How Much Energy Does Lab Grown Meat Require? (SAP)  

Lab grown meat, or synthetic alternative protein (SAP), is produced in facilities that need energy to heat and cool buildings, power and clean equipment, and maintain communications and security systems.  So how much energy does SAP production require? Advocates claim that lab-grown meat will need less energy than traditional meat production. Others aren’t so sure.

Chloe Sorvino, the author of Raw Deal: Hidden Corruption, Corporate Greed, and the Fight for the Future of Meat, is a skeptic. In an interview published by Slate, the SAP author and researcher claims that “if lab-grown meat uses traditional energy sources when it’s at scale, it would be worse than industrial meat production,” which uses petroleum not just for transportation but as petrochemicals in antibiotics.

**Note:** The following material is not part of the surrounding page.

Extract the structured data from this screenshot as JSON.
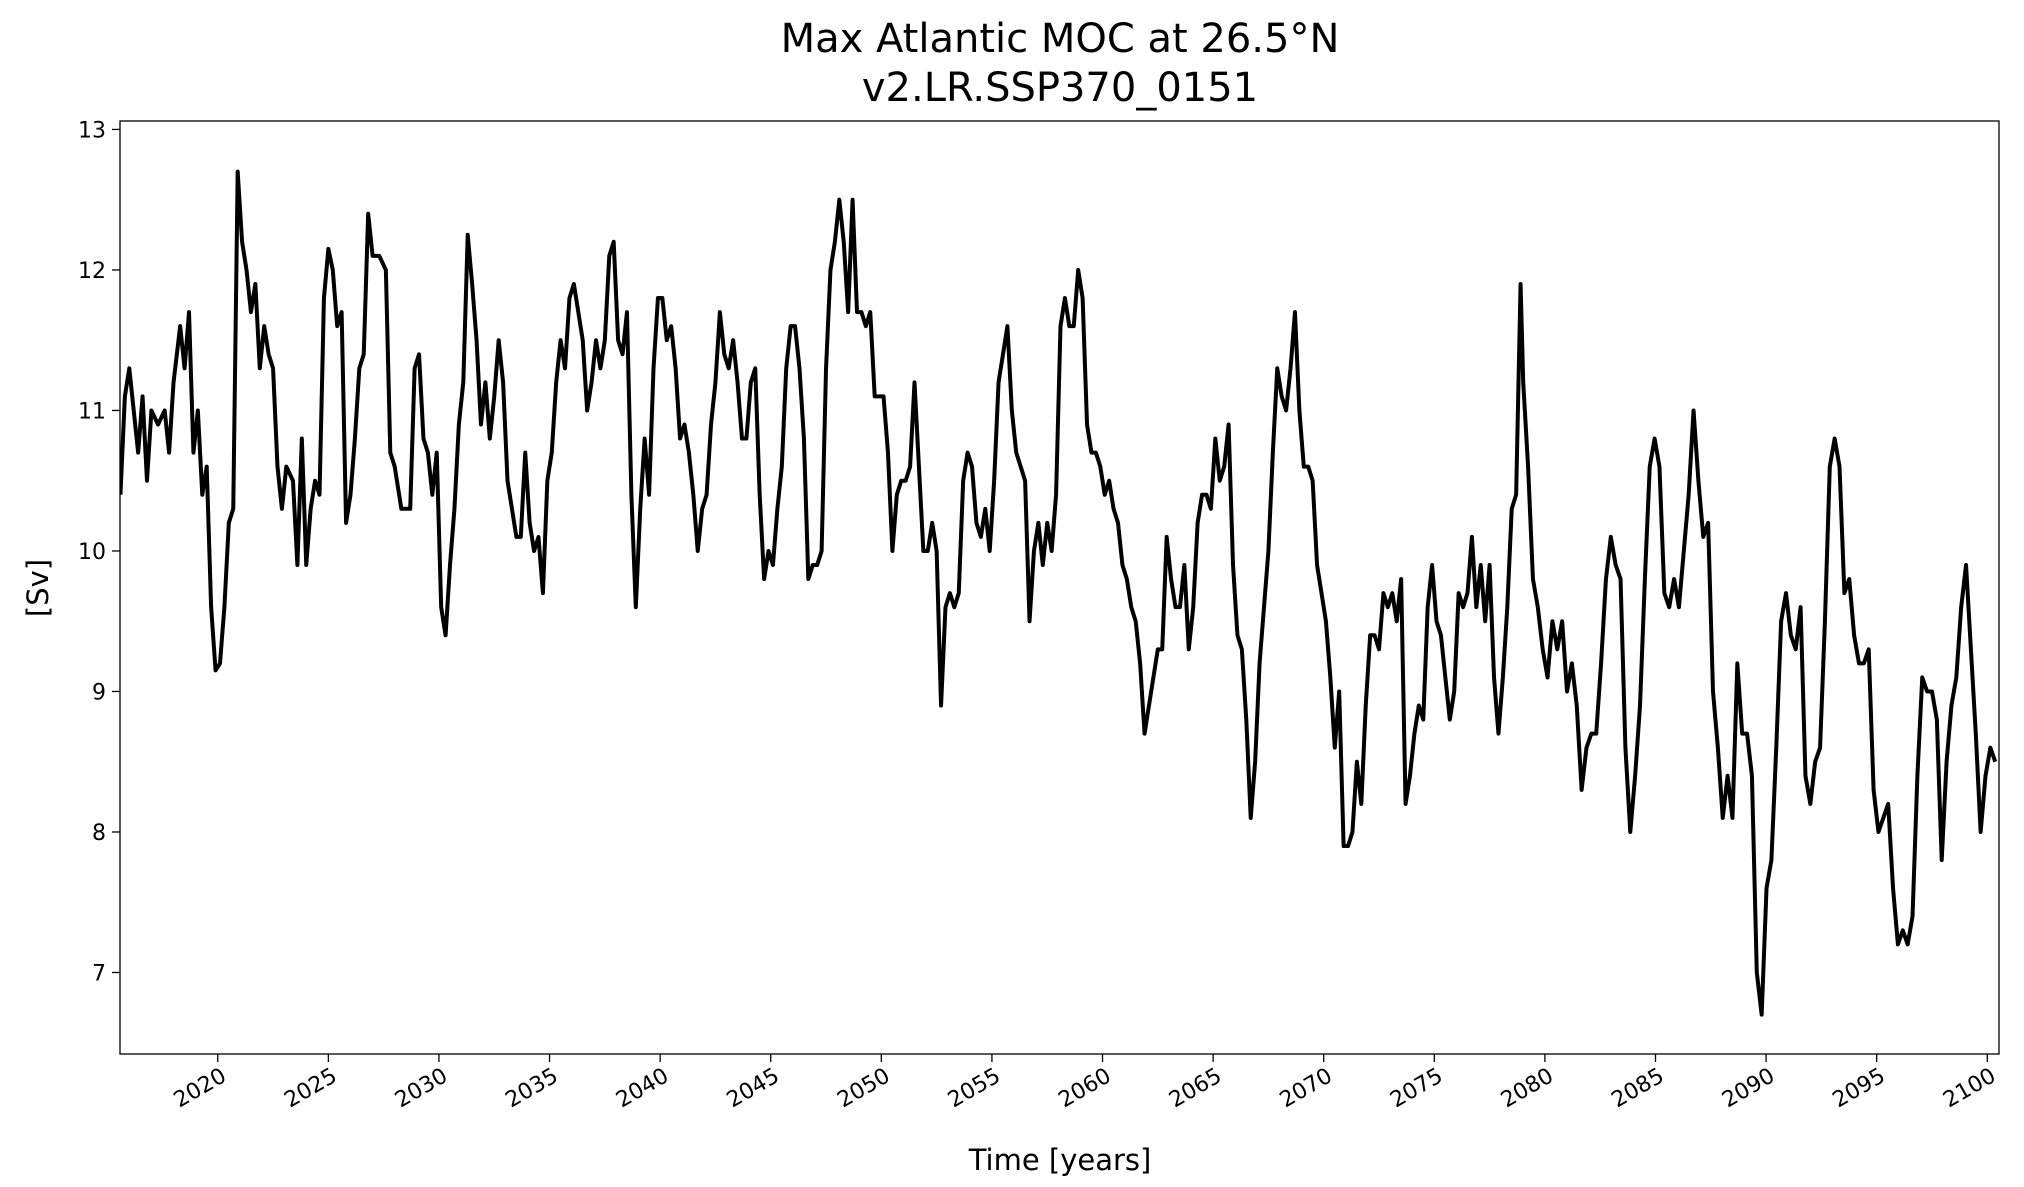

Renewables make up less than 10% of the world's energy consumption. Image: Institute for Policy Studies

SAP advocates cite the promise of clean, renewable energy, but most of the power that’s produced in the United States still comes from fossil fuels. In Canada, by contrast, hydropower is the leading source. But Mother Nature isn’t making new rivers, at least ones that are big enough to meet the large-scale power demand from an industry that hasn’t disclosed its environmental impact.

So what do we know for sure? Today, most of the bioreactors that are used in SAP production are pilot-scale. This smaller equipment uses less energy but isn’t suitable for the type of mass production that proponents of lab-grown meat envision. Industrial-scale SAP would need much larger and more powerful equipment, and bioreactors are generally considered to be energy-intensive.

bioreactors
Bioreactors are used in SAP production. Image: Quartz

The main reason that bioreactors require so much energy is that the nutrients and other ingredients they contain must be highly purified. The cleanroom facilities used in SAP production also have heavy energy requirements because they require exceptional ventilation. The air in these facilities needs to be moved, filtered, heated, cooled, humidified, and dehumidified. It all takes energy.

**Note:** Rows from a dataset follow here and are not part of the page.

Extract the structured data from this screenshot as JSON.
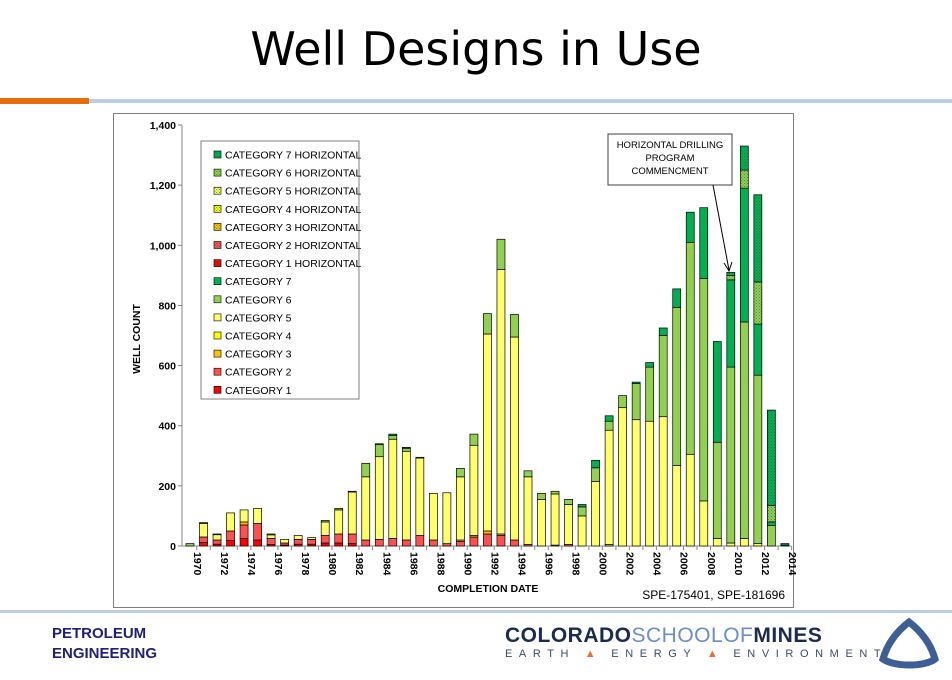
{
  "slide": {
    "title": "Well Designs in Use",
    "footer_left_line1": "PETROLEUM",
    "footer_left_line2": "ENGINEERING",
    "logo": {
      "word1": "COLORADO",
      "word2": "SCHOOL",
      "word3": "OF",
      "word4": "MINES",
      "tagline1": "EARTH",
      "tagline2": "ENERGY",
      "tagline3": "ENVIRONMENT",
      "separator": "▲"
    },
    "accent_colors": {
      "orange": "#E46C0A",
      "blue": "#B9CDE5",
      "navy": "#1F1F7A"
    }
  },
  "chart_data": {
    "type": "bar",
    "stacked": true,
    "title": "",
    "xlabel": "COMPLETION DATE",
    "ylabel": "WELL COUNT",
    "ylim": [
      0,
      1400
    ],
    "yticks": [
      0,
      200,
      400,
      600,
      800,
      1000,
      1200,
      1400
    ],
    "ytick_labels": [
      "0",
      "200",
      "400",
      "600",
      "800",
      "1,000",
      "1,200",
      "1,400"
    ],
    "xtick_labels": [
      "1970",
      "1972",
      "1974",
      "1976",
      "1978",
      "1980",
      "1982",
      "1984",
      "1986",
      "1988",
      "1990",
      "1992",
      "1994",
      "1996",
      "1998",
      "2000",
      "2002",
      "2004",
      "2006",
      "2008",
      "2010",
      "2012",
      "2014"
    ],
    "grid": false,
    "legend_position": "top-left",
    "source": "SPE-175401, SPE-181696",
    "annotation": {
      "lines": [
        "HORIZONTAL DRILLING",
        "PROGRAM",
        "COMMENCMENT"
      ],
      "year": 2010
    },
    "categories": [
      "1970",
      "1971",
      "1972",
      "1973",
      "1974",
      "1975",
      "1976",
      "1977",
      "1978",
      "1979",
      "1980",
      "1981",
      "1982",
      "1983",
      "1984",
      "1985",
      "1986",
      "1987",
      "1988",
      "1989",
      "1990",
      "1991",
      "1992",
      "1993",
      "1994",
      "1995",
      "1996",
      "1997",
      "1998",
      "1999",
      "2000",
      "2001",
      "2002",
      "2003",
      "2004",
      "2005",
      "2006",
      "2007",
      "2008",
      "2009",
      "2010",
      "2011",
      "2012",
      "2013",
      "2014"
    ],
    "series": [
      {
        "name": "CATEGORY 1",
        "color": "#FF0000",
        "hatch": false,
        "values": [
          0,
          12,
          6,
          18,
          25,
          20,
          5,
          3,
          6,
          6,
          10,
          10,
          8,
          0,
          0,
          0,
          0,
          0,
          0,
          0,
          0,
          0,
          0,
          0,
          0,
          0,
          0,
          0,
          0,
          0,
          0,
          0,
          0,
          0,
          0,
          0,
          0,
          0,
          0,
          0,
          0,
          0,
          0,
          0,
          0
        ]
      },
      {
        "name": "CATEGORY 2",
        "color": "#FF5050",
        "hatch": false,
        "values": [
          0,
          18,
          14,
          32,
          45,
          55,
          20,
          7,
          16,
          16,
          25,
          30,
          32,
          20,
          22,
          25,
          20,
          35,
          20,
          8,
          15,
          30,
          40,
          35,
          20,
          5,
          0,
          3,
          5,
          0,
          0,
          0,
          0,
          0,
          0,
          0,
          0,
          0,
          0,
          0,
          0,
          0,
          0,
          0,
          0
        ]
      },
      {
        "name": "CATEGORY 3",
        "color": "#FFC000",
        "hatch": false,
        "values": [
          0,
          0,
          0,
          0,
          10,
          0,
          0,
          0,
          0,
          0,
          0,
          0,
          0,
          0,
          0,
          0,
          0,
          0,
          0,
          0,
          5,
          5,
          10,
          5,
          0,
          0,
          0,
          0,
          0,
          0,
          0,
          5,
          0,
          0,
          0,
          0,
          0,
          0,
          0,
          0,
          0,
          0,
          0,
          0,
          0
        ]
      },
      {
        "name": "CATEGORY 4",
        "color": "#FFFF00",
        "hatch": false,
        "values": [
          0,
          0,
          0,
          0,
          0,
          0,
          0,
          0,
          0,
          0,
          0,
          0,
          0,
          0,
          0,
          0,
          0,
          0,
          0,
          0,
          0,
          0,
          0,
          0,
          0,
          0,
          0,
          0,
          0,
          0,
          0,
          0,
          0,
          0,
          0,
          0,
          0,
          0,
          0,
          0,
          0,
          0,
          0,
          0,
          0
        ]
      },
      {
        "name": "CATEGORY 5",
        "color": "#FFFF66",
        "hatch": false,
        "values": [
          0,
          45,
          18,
          60,
          40,
          50,
          12,
          12,
          13,
          6,
          45,
          80,
          140,
          210,
          275,
          330,
          295,
          258,
          155,
          169,
          210,
          300,
          655,
          880,
          675,
          225,
          155,
          170,
          133,
          100,
          215,
          380,
          460,
          420,
          415,
          430,
          268,
          305,
          150,
          25,
          10,
          25,
          8,
          0,
          0
        ]
      },
      {
        "name": "CATEGORY 6",
        "color": "#92D050",
        "hatch": false,
        "values": [
          8,
          3,
          2,
          0,
          0,
          0,
          3,
          0,
          0,
          0,
          5,
          5,
          2,
          45,
          40,
          12,
          10,
          2,
          0,
          0,
          28,
          37,
          68,
          100,
          75,
          20,
          20,
          9,
          17,
          30,
          45,
          30,
          40,
          120,
          180,
          270,
          525,
          705,
          740,
          320,
          585,
          720,
          560,
          68,
          0
        ]
      },
      {
        "name": "CATEGORY 7",
        "color": "#00B050",
        "hatch": false,
        "values": [
          0,
          0,
          0,
          0,
          0,
          0,
          0,
          0,
          0,
          0,
          0,
          0,
          0,
          0,
          3,
          5,
          3,
          0,
          0,
          0,
          0,
          0,
          0,
          0,
          0,
          0,
          0,
          0,
          0,
          8,
          25,
          18,
          0,
          5,
          15,
          25,
          62,
          100,
          235,
          335,
          290,
          445,
          170,
          12,
          3
        ]
      },
      {
        "name": "CATEGORY 1 HORIZONTAL",
        "color": "#FF0000",
        "hatch": true,
        "values": [
          0,
          0,
          0,
          0,
          0,
          0,
          0,
          0,
          0,
          0,
          0,
          0,
          0,
          0,
          0,
          0,
          0,
          0,
          0,
          0,
          0,
          0,
          0,
          0,
          0,
          0,
          0,
          0,
          0,
          0,
          0,
          0,
          0,
          0,
          0,
          0,
          0,
          0,
          0,
          0,
          0,
          0,
          0,
          0,
          0
        ]
      },
      {
        "name": "CATEGORY 2 HORIZONTAL",
        "color": "#FF5050",
        "hatch": true,
        "values": [
          0,
          0,
          0,
          0,
          0,
          0,
          0,
          0,
          0,
          0,
          0,
          0,
          0,
          0,
          0,
          0,
          0,
          0,
          0,
          0,
          0,
          0,
          0,
          0,
          0,
          0,
          0,
          0,
          0,
          0,
          0,
          0,
          0,
          0,
          0,
          0,
          0,
          0,
          0,
          0,
          0,
          0,
          0,
          0,
          0
        ]
      },
      {
        "name": "CATEGORY 3 HORIZONTAL",
        "color": "#FFC000",
        "hatch": true,
        "values": [
          0,
          0,
          0,
          0,
          0,
          0,
          0,
          0,
          0,
          0,
          0,
          0,
          0,
          0,
          0,
          0,
          0,
          0,
          0,
          0,
          0,
          0,
          0,
          0,
          0,
          0,
          0,
          0,
          0,
          0,
          0,
          0,
          0,
          0,
          0,
          0,
          0,
          0,
          0,
          0,
          0,
          0,
          0,
          0,
          0
        ]
      },
      {
        "name": "CATEGORY 4 HORIZONTAL",
        "color": "#FFFF00",
        "hatch": true,
        "values": [
          0,
          0,
          0,
          0,
          0,
          0,
          0,
          0,
          0,
          0,
          0,
          0,
          0,
          0,
          0,
          0,
          0,
          0,
          0,
          0,
          0,
          0,
          0,
          0,
          0,
          0,
          0,
          0,
          0,
          0,
          0,
          0,
          0,
          0,
          0,
          0,
          0,
          0,
          0,
          0,
          0,
          0,
          0,
          0,
          0
        ]
      },
      {
        "name": "CATEGORY 5 HORIZONTAL",
        "color": "#FFFF66",
        "hatch": true,
        "values": [
          0,
          0,
          0,
          0,
          0,
          0,
          0,
          0,
          0,
          0,
          0,
          0,
          0,
          0,
          0,
          0,
          0,
          0,
          0,
          0,
          0,
          0,
          0,
          0,
          0,
          0,
          0,
          0,
          0,
          0,
          0,
          0,
          0,
          0,
          0,
          0,
          0,
          0,
          0,
          0,
          0,
          0,
          0,
          0,
          0
        ]
      },
      {
        "name": "CATEGORY 6 HORIZONTAL",
        "color": "#92D050",
        "hatch": true,
        "values": [
          0,
          0,
          0,
          0,
          0,
          0,
          0,
          0,
          0,
          0,
          0,
          0,
          0,
          0,
          0,
          0,
          0,
          0,
          0,
          0,
          0,
          0,
          0,
          0,
          0,
          0,
          0,
          0,
          0,
          0,
          0,
          0,
          0,
          0,
          0,
          0,
          0,
          0,
          0,
          0,
          15,
          60,
          140,
          55,
          0
        ]
      },
      {
        "name": "CATEGORY 7 HORIZONTAL",
        "color": "#00B050",
        "hatch": true,
        "values": [
          0,
          0,
          0,
          0,
          0,
          0,
          0,
          0,
          0,
          0,
          0,
          0,
          0,
          0,
          0,
          0,
          0,
          0,
          0,
          0,
          0,
          0,
          0,
          0,
          0,
          0,
          0,
          0,
          0,
          0,
          0,
          0,
          0,
          0,
          0,
          0,
          0,
          0,
          0,
          0,
          10,
          80,
          290,
          317,
          5
        ]
      }
    ],
    "legend_order": [
      "CATEGORY 7 HORIZONTAL",
      "CATEGORY 6 HORIZONTAL",
      "CATEGORY 5 HORIZONTAL",
      "CATEGORY 4 HORIZONTAL",
      "CATEGORY 3 HORIZONTAL",
      "CATEGORY 2 HORIZONTAL",
      "CATEGORY 1 HORIZONTAL",
      "CATEGORY 7",
      "CATEGORY 6",
      "CATEGORY 5",
      "CATEGORY 4",
      "CATEGORY 3",
      "CATEGORY 2",
      "CATEGORY 1"
    ]
  }
}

Often, the proponents of lab-grown meat compare SAP cultivation to brewing beer. According to the U.S. Department of Energy, “energy consumption is estimated at 44-46 kBtu/barrel” for boiling, “the most fuel-intensive step of the beer production process.” But that’s not all of the energy needed to produce a single barrel of beer at 31 US gallons. Cleaning, ventilation, packaging, refrigeration, and transportation are also required.  

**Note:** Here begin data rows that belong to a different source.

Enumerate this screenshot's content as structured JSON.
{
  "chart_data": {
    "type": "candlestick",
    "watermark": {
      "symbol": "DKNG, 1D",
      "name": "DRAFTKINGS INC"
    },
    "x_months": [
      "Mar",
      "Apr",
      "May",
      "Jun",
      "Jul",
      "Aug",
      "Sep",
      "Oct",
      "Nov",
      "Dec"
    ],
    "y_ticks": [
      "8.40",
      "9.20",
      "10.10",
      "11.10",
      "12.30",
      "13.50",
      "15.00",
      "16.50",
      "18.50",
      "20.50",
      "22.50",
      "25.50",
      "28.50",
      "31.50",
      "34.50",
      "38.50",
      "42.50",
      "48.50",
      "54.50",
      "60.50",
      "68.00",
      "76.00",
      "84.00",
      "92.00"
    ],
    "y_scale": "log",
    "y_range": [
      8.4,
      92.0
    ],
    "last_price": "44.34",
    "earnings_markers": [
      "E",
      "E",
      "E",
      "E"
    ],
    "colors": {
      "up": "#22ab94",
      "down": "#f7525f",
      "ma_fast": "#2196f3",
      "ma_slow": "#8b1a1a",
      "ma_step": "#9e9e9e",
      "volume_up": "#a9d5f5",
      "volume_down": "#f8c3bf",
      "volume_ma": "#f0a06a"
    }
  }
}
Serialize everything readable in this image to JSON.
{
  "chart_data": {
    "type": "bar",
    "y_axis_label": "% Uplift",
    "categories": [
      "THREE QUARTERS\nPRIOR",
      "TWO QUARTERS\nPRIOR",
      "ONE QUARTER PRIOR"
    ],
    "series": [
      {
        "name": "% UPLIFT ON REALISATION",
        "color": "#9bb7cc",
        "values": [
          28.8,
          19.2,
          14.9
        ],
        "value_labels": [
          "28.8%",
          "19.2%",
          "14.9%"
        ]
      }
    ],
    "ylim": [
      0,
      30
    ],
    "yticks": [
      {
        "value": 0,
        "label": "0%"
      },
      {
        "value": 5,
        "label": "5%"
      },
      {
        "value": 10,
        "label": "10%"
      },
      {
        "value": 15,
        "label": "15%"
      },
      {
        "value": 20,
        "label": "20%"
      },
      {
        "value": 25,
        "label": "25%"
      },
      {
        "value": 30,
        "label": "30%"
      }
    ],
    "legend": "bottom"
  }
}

Electric brew kettles like this are similar to bioreactors. Image: Glacier Tanks

Now compare 44-46 kBtu/barrel with the 107,482 Btu that the website Save on Energy says is needed to produce a single pound of beef. Converting that second number from Btus to Kilobtus (kBtu) yields ~107 kBtu. That’s over twice as much as 44-46 kBtu, but it’s an apples-to-oranges comparison. The 44-46 kBtu in brewing is just for boiling. The  107 Btu for traditional meat production is for the entire process.      

Clearly, more data is needed to determine the true energy impact of the SAP industry. For now, the best we can do is to think critically about claims that SAP production will use more or less energy than traditional meat production, which is not limited to industrial-scale operations but also includes family farms.